Tuesday, January 16, 2018
As a conductor, your worst fear is that you won't be able to move one or both of your arms. With my upper left arm currently broken in three places, there is definitely some concern about that. Granted, it could become a glorified page-turning device, but that doesn't seem like a very good use of a left arm.
Today, I met with a new surgeon and he was confident that without surgery, the arm would heal to 100%. The problem with surgery is that you could get scar tissue that would limit your range of motion, possibly permanently. We took X-Rays today for the third time and the fractures have not moved at all since the initial scans right after the trauma. I'll go back in in three weeks to make sure the fractures haven't moved. If there is no change, the sling comes off, PT begins, and full recovery is only a few months away. In the meantime, he says to leave the sling on most of the time. Its prime purpose is to warn others not to hit me in the arm.
My job is clear: don't fall on the ice, don't get bumped on the T, protect the shoulder while walking on Newbury St, don't pick fights with strangers, and skiing is out of the question until next season. I can do this.
The next three months hold some very exciting concerts that I'm pleased will go on as scheduled. Two concerts at school, one with the dance division and one with the brass ensemble, and the final gala performance of our 10th season with Symphony Nova. They will all happen now as planned.
Cue happy dance.
CT Scan view is from above, looking down on the left shoulder. All three fractures are still attached to the bone and therefore should heal on their own.
Saturday, January 6, 2018
They say bad things happen in threes. Well, I trashed my computer on January 1st when I spilled Diet Coke all over it it and then had a vacation delayed by four days due to the storm on January 4th. This is the third thing and hopefully the last, but it never should have happened.
Yes, the day was very cold at -7 degrees, but I was warm enough and skiing well. The runs are wide up at Okemo Mountain leaving plenty of room to carve turns and feel in control. And then I felt something odd. I looked down and one of my skis had come off and I was still upright! But not for long. I took a nosedive like I never have before. It happened so fast that I didn't even put my hands out in front of me. My shoulder took the entire fall. And it wasn't good. I rolled over onto my back, and lay there for a few moments to assess what had happened. Many people stopped quickly and ski patrol was on me within just a few minutes. I knew my shoulder was not good, but at the moment I just needed to get off the mountain. Remember it was freezing cold.
I could not have asked for a better ski patrol team. They stabilized me quickly, got me onto a sled, and one of them sat on top of me the whole way down to stabilize my arm. It was probably forty minutes from the time I fell until I was at the rescue lodge. They were able to quickly assess that I had dislocated my left shoulder, and possibly fractured the shoulder the as well. One of the ski patrol members was able to get my arm mostly back into the socket and stabilized me for the trip to the hospital.

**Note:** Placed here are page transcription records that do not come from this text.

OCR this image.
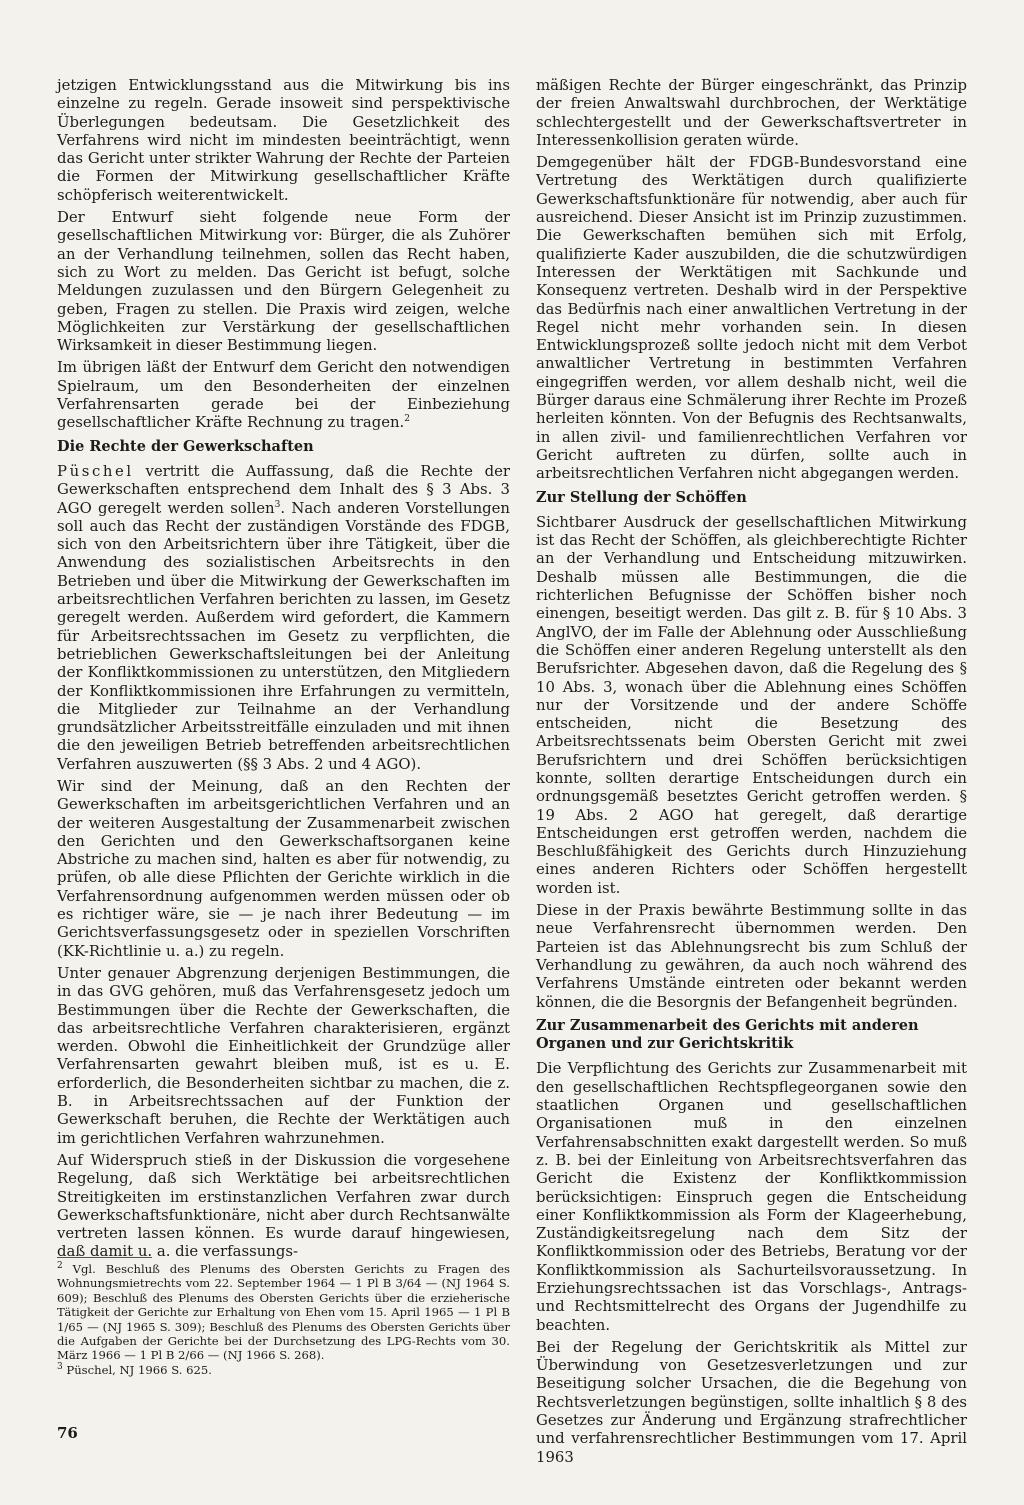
jetzigen Entwicklungsstand aus die Mitwirkung bis ins einzelne zu regeln. Gerade insoweit sind perspektivische Überlegungen bedeutsam. Die Gesetzlichkeit des Verfahrens wird nicht im mindesten beeinträchtigt, wenn das Gericht unter strikter Wahrung der Rechte der Parteien die Formen der Mitwirkung gesellschaftlicher Kräfte schöpferisch weiterentwickelt.

Der Entwurf sieht folgende neue Form der gesellschaftlichen Mitwirkung vor: Bürger, die als Zuhörer an der Verhandlung teilnehmen, sollen das Recht haben, sich zu Wort zu melden. Das Gericht ist befugt, solche Meldungen zuzulassen und den Bürgern Gelegenheit zu geben, Fragen zu stellen. Die Praxis wird zeigen, welche Möglichkeiten zur Verstärkung der gesellschaftlichen Wirksamkeit in dieser Bestimmung liegen.

Im übrigen läßt der Entwurf dem Gericht den notwendigen Spielraum, um den Besonderheiten der einzelnen Verfahrensarten gerade bei der Einbeziehung gesellschaftlicher Kräfte Rechnung zu tragen.$^2$

Die Rechte der Gewerkschaften

Püschel vertritt die Auffassung, daß die Rechte der Gewerkschaften entsprechend dem Inhalt des § 3 Abs. 3 AGO geregelt werden sollen$^3$. Nach anderen Vorstellungen soll auch das Recht der zuständigen Vorstände des FDGB, sich von den Arbeitsrichtern über ihre Tätigkeit, über die Anwendung des sozialistischen Arbeitsrechts in den Betrieben und über die Mitwirkung der Gewerkschaften im arbeitsrechtlichen Verfahren berichten zu lassen, im Gesetz geregelt werden. Außerdem wird gefordert, die Kammern für Arbeitsrechtssachen im Gesetz zu verpflichten, die betrieblichen Gewerkschaftsleitungen bei der Anleitung der Konfliktkommissionen zu unterstützen, den Mitgliedern der Konfliktkommissionen ihre Erfahrungen zu vermitteln, die Mitglieder zur Teilnahme an der Verhandlung grundsätzlicher Arbeitsstreitfälle einzuladen und mit ihnen die den jeweiligen Betrieb betreffenden arbeitsrechtlichen Verfahren auszuwerten (§§ 3 Abs. 2 und 4 AGO).

Wir sind der Meinung, daß an den Rechten der Gewerkschaften im arbeitsgerichtlichen Verfahren und an der weiteren Ausgestaltung der Zusammenarbeit zwischen den Gerichten und den Gewerkschaftsorganen keine Abstriche zu machen sind, halten es aber für notwendig, zu prüfen, ob alle diese Pflichten der Gerichte wirklich in die Verfahrensordnung aufgenommen werden müssen oder ob es richtiger wäre, sie — je nach ihrer Bedeutung — im Gerichtsverfassungsgesetz oder in speziellen Vorschriften (KK-Richtlinie u. a.) zu regeln.

Unter genauer Abgrenzung derjenigen Bestimmungen, die in das GVG gehören, muß das Verfahrensgesetz jedoch um Bestimmungen über die Rechte der Gewerkschaften, die das arbeitsrechtliche Verfahren charakterisieren, ergänzt werden. Obwohl die Einheitlichkeit der Grundzüge aller Verfahrensarten gewahrt bleiben muß, ist es u. E. erforderlich, die Besonderheiten sichtbar zu machen, die z. B. in Arbeitsrechtssachen auf der Funktion der Gewerkschaft beruhen, die Rechte der Werktätigen auch im gerichtlichen Verfahren wahrzunehmen.

Auf Widerspruch stieß in der Diskussion die vorgesehene Regelung, daß sich Werktätige bei arbeitsrechtlichen Streitigkeiten im erstinstanzlichen Verfahren zwar durch Gewerkschaftsfunktionäre, nicht aber durch Rechtsanwälte vertreten lassen können. Es wurde darauf hingewiesen, daß damit u. a. die verfassungs-

$^2$ Vgl. Beschluß des Plenums des Obersten Gerichts zu Fragen des Wohnungsmietrechts vom 22. September 1964 — 1 Pl B 3/64 — (NJ 1964 S. 609); Beschluß des Plenums des Obersten Gerichts über die erzieherische Tätigkeit der Gerichte zur Erhaltung von Ehen vom 15. April 1965 — 1 Pl B 1/65 — (NJ 1965 S. 309); Beschluß des Plenums des Obersten Gerichts über die Aufgaben der Gerichte bei der Durchsetzung des LPG-Rechts vom 30. März 1966 — 1 Pl B 2/66 — (NJ 1966 S. 268).

$^3$ Püschel, NJ 1966 S. 625.

76

mäßigen Rechte der Bürger eingeschränkt, das Prinzip der freien Anwaltswahl durchbrochen, der Werktätige schlechtergestellt und der Gewerkschaftsvertreter in Interessenkollision geraten würde.

Demgegenüber hält der FDGB-Bundesvorstand eine Vertretung des Werktätigen durch qualifizierte Gewerkschaftsfunktionäre für notwendig, aber auch für ausreichend. Dieser Ansicht ist im Prinzip zuzustimmen. Die Gewerkschaften bemühen sich mit Erfolg, qualifizierte Kader auszubilden, die die schutzwürdigen Interessen der Werktätigen mit Sachkunde und Konsequenz vertreten. Deshalb wird in der Perspektive das Bedürfnis nach einer anwaltlichen Vertretung in der Regel nicht mehr vorhanden sein. In diesen Entwicklungsprozeß sollte jedoch nicht mit dem Verbot anwaltlicher Vertretung in bestimmten Verfahren eingegriffen werden, vor allem deshalb nicht, weil die Bürger daraus eine Schmälerung ihrer Rechte im Prozeß herleiten könnten. Von der Befugnis des Rechtsanwalts, in allen zivil- und familienrechtlichen Verfahren vor Gericht auftreten zu dürfen, sollte auch in arbeitsrechtlichen Verfahren nicht abgegangen werden.

Zur Stellung der Schöffen

Sichtbarer Ausdruck der gesellschaftlichen Mitwirkung ist das Recht der Schöffen, als gleichberechtigte Richter an der Verhandlung und Entscheidung mitzuwirken. Deshalb müssen alle Bestimmungen, die die richterlichen Befugnisse der Schöffen bisher noch einengen, beseitigt werden. Das gilt z. B. für § 10 Abs. 3 AnglVO, der im Falle der Ablehnung oder Ausschließung die Schöffen einer anderen Regelung unterstellt als den Berufsrichter. Abgesehen davon, daß die Regelung des § 10 Abs. 3, wonach über die Ablehnung eines Schöffen nur der Vorsitzende und der andere Schöffe entscheiden, nicht die Besetzung des Arbeitsrechtssenats beim Obersten Gericht mit zwei Berufsrichtern und drei Schöffen berücksichtigen konnte, sollten derartige Entscheidungen durch ein ordnungsgemäß besetztes Gericht getroffen werden. § 19 Abs. 2 AGO hat geregelt, daß derartige Entscheidungen erst getroffen werden, nachdem die Beschlußfähigkeit des Gerichts durch Hinzuziehung eines anderen Richters oder Schöffen hergestellt worden ist.

Diese in der Praxis bewährte Bestimmung sollte in das neue Verfahrensrecht übernommen werden. Den Parteien ist das Ablehnungsrecht bis zum Schluß der Verhandlung zu gewähren, da auch noch während des Verfahrens Umstände eintreten oder bekannt werden können, die die Besorgnis der Befangenheit begründen.

Zur Zusammenarbeit des Gerichts mit anderen Organen und zur Gerichtskritik

Die Verpflichtung des Gerichts zur Zusammenarbeit mit den gesellschaftlichen Rechtspflegeorganen sowie den staatlichen Organen und gesellschaftlichen Organisationen muß in den einzelnen Verfahrensabschnitten exakt dargestellt werden. So muß z. B. bei der Einleitung von Arbeitsrechtsverfahren das Gericht die Existenz der Konfliktkommission berücksichtigen: Einspruch gegen die Entscheidung einer Konfliktkommission als Form der Klageerhebung, Zuständigkeitsregelung nach dem Sitz der Konfliktkommission oder des Betriebs, Beratung vor der Konfliktkommission als Sachurteilsvoraussetzung. In Erziehungsrechtssachen ist das Vorschlags-, Antrags- und Rechtsmittelrecht des Organs der Jugendhilfe zu beachten.

Bei der Regelung der Gerichtskritik als Mittel zur Überwindung von Gesetzesverletzungen und zur Beseitigung solcher Ursachen, die die Begehung von Rechtsverletzungen begünstigen, sollte inhaltlich § 8 des Gesetzes zur Änderung und Ergänzung strafrechtlicher und verfahrensrechtlicher Bestimmungen vom 17. April 1963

Thirty minutes later, after a bumpy ambulance ride, we arrived at the Springfield Hospital in VT. I was quickly taken into the x-ray for some of the most painful pictures I have ever had taken, but they did get what they needed and could clearly see that I had a fracture in my left humerus and that it might still be slightly dislocated.
The plan going forward is to see my orthopedic surgeon soon to discuss options. I have never had a dislocated shoulder, or a broken bone in my body for that matter, so I am looking forward to learning more about the recovery process. And as a conductor, I'm curious what the short and long-term affects of this type of injury might be.